Looking at this, I wonder about the nature of the collaboration between Bill Daniel and New Orleans-based printer Max Seckel.
Jazzland by Jamell Tate. 8" x 10 1/2". 36 pages, 3 color risograph. Printed by Max Seckel. Another photobook printed by Seckel. This time the subject matter is a little closer to home. Tate photographed the remains of a New Orleans amusement park called Jazz Land. In 2002, Jazz Land became part of the Six Flags chain of amusement parks, and it was closed down after Katrina in 2005. It has remained shut ever since.
Unlike the Bill Daniel photos, these were color photos. Again the screen used for the color separations is quite coarse, but they were printed in full color (presumably with a four-color separation, but I don't know that for sure--it may be three color seps). The printing makes them appear quite pale. Again, I have to assume that is a conscious decision on the part of the photographer in collaboration with the printer. Like the Daniel book, these images have a lonely somewhat-haunted look (hard to avoid given the subject), but Danial is a more interesting photographer.
Fields by Brett Hollis. 8" x 10 1/2". 60 pages, full-color. Hollis is another Exu veteran. This slick, shiny publication was published in 2017. It appears to be full of collages onto which captions were placed afterwards. My sense is that he did the collages first and came up with the captions next without knowing in advance what they would be. I may be way off base here, though.
The collages are full of elements that Hollis drew himself, although occasionally they include found images--photos or in one case a piece from a comic book. In the latter, he makes a joke about cutting up the comic in his caption: "The destruction of its relics is the new "American Passtime". Otherwise, the collage elements are drawn and painted presumably by Hollis himself. He uses airbrush a lot in these color-saturated images.
Richy Vegas #15 by Richard Alexander. 12" square, 80 pages. This unusual item is by Richard Alexander, an Austin cartoonist who has been documenting his mental illness in comics drawn on paper plates. To call this comic disjointed would be an understatement, but the cumulative effect is to see that Alexander is someone who in the late 80s and 90s was pursuing various women and working various low-level jobs after getting out of college.
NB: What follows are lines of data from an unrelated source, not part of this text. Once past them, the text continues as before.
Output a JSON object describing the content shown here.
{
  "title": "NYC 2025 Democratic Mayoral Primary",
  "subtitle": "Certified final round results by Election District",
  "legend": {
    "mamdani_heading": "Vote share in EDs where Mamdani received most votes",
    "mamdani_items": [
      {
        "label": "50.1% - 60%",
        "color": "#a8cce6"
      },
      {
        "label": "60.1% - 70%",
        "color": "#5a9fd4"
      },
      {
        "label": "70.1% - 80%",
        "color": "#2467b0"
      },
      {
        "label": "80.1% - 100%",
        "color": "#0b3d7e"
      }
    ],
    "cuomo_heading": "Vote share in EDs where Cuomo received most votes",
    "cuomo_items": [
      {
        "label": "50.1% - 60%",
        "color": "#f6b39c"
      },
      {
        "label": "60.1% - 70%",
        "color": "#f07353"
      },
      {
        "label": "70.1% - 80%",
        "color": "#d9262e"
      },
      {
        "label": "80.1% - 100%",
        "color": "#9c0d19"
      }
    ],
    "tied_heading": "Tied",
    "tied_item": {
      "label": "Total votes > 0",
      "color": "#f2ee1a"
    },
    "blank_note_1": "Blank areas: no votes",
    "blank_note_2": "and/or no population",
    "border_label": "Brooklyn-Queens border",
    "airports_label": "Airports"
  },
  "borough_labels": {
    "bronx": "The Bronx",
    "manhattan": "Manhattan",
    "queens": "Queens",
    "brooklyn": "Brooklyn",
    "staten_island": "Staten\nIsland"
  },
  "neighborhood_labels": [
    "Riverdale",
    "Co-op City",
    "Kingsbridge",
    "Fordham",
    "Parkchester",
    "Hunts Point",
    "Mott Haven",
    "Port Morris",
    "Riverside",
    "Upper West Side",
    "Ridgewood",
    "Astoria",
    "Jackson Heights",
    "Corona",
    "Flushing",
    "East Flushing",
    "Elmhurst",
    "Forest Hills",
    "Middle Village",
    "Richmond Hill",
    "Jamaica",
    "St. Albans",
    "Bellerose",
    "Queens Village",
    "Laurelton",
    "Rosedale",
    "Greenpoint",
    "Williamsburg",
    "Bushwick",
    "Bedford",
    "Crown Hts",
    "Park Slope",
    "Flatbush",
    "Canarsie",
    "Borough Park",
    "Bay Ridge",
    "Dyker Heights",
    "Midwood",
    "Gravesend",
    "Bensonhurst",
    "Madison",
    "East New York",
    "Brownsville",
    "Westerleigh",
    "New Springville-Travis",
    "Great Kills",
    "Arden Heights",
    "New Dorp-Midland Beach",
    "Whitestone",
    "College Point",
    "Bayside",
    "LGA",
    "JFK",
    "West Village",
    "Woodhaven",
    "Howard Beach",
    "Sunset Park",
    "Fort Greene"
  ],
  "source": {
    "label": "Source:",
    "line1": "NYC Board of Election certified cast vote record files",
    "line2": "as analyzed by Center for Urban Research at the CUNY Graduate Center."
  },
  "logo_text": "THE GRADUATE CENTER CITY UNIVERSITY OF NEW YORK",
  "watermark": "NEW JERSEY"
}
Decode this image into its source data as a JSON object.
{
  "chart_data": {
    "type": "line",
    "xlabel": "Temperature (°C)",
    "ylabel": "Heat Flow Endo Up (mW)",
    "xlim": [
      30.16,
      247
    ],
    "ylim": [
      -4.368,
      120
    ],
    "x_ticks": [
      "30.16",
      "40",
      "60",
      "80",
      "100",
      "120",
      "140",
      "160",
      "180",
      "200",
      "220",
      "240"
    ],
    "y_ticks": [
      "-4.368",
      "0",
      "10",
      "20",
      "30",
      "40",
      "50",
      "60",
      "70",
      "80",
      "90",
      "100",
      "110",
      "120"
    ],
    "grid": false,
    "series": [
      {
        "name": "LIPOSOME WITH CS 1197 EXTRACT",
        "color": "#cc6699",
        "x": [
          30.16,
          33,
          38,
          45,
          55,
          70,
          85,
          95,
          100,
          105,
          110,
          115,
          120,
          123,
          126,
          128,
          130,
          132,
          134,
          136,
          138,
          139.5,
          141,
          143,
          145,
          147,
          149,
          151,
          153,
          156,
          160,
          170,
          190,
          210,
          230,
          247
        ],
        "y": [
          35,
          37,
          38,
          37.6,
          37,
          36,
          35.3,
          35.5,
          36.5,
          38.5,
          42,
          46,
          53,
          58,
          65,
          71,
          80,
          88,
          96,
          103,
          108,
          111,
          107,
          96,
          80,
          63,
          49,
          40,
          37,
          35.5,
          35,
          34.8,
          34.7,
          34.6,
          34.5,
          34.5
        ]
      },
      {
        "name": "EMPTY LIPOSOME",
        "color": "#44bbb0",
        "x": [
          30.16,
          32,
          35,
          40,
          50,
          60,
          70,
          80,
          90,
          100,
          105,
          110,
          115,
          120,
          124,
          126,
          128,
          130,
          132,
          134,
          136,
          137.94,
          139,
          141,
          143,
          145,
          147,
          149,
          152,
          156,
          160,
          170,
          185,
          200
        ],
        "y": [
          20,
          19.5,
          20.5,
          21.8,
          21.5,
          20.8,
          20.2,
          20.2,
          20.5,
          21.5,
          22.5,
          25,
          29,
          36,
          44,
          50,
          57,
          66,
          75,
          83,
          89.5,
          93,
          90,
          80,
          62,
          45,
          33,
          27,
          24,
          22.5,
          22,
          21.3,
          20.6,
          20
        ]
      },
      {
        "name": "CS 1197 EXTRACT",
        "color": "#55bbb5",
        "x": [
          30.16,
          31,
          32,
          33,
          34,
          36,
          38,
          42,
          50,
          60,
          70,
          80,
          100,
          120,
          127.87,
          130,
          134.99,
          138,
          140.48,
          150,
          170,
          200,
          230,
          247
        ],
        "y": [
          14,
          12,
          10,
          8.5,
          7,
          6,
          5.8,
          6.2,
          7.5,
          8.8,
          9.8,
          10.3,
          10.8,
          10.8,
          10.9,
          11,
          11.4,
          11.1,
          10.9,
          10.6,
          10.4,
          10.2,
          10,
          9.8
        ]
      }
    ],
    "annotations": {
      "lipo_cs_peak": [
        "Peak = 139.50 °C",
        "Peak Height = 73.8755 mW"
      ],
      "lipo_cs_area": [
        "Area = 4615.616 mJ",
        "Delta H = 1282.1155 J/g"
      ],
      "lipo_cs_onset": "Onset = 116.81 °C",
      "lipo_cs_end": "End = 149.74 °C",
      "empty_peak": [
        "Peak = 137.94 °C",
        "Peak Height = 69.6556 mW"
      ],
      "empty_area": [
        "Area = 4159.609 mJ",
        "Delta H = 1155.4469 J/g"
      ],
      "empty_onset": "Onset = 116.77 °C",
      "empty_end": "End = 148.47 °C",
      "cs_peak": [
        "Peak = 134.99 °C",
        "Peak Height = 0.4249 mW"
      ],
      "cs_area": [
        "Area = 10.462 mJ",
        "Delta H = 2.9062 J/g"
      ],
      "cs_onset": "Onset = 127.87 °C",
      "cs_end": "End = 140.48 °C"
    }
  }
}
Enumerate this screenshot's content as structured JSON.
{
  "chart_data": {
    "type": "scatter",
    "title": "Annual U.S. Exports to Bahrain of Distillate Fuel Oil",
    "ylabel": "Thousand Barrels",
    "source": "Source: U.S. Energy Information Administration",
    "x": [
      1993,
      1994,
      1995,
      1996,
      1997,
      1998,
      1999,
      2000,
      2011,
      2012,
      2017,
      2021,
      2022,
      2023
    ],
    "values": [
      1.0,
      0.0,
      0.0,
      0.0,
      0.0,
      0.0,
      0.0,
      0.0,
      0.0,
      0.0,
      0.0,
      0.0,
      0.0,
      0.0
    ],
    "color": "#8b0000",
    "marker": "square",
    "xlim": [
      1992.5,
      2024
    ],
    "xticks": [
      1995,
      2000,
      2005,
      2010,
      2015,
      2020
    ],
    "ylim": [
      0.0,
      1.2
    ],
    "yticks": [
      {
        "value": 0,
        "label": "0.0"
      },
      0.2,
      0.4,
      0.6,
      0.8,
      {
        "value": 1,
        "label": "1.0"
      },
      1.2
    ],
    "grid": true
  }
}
The format doesn't lend itself to clear story-telling, but clarity seems beside the point from the point of view of the author. The story can be summarized very briefly in this statement from Alexander's website: "He attended the University of Texas at Austin and received a Bachelor of Fine Arts there in 1988. He graduated from the School of Visual Arts in New York City in 1991. In 1992, his quixotic pursuit of the wrong woman lead to a diagnosis of schizophrenia. Three years later, another doctor amended the initial diagnosis to schizoaffective disorder." In the end, it's more interesting for its weird format than for the comics within, but I like the fact that Alexander has obsessively produced 16 volumes of this (over 1000 pages by my count).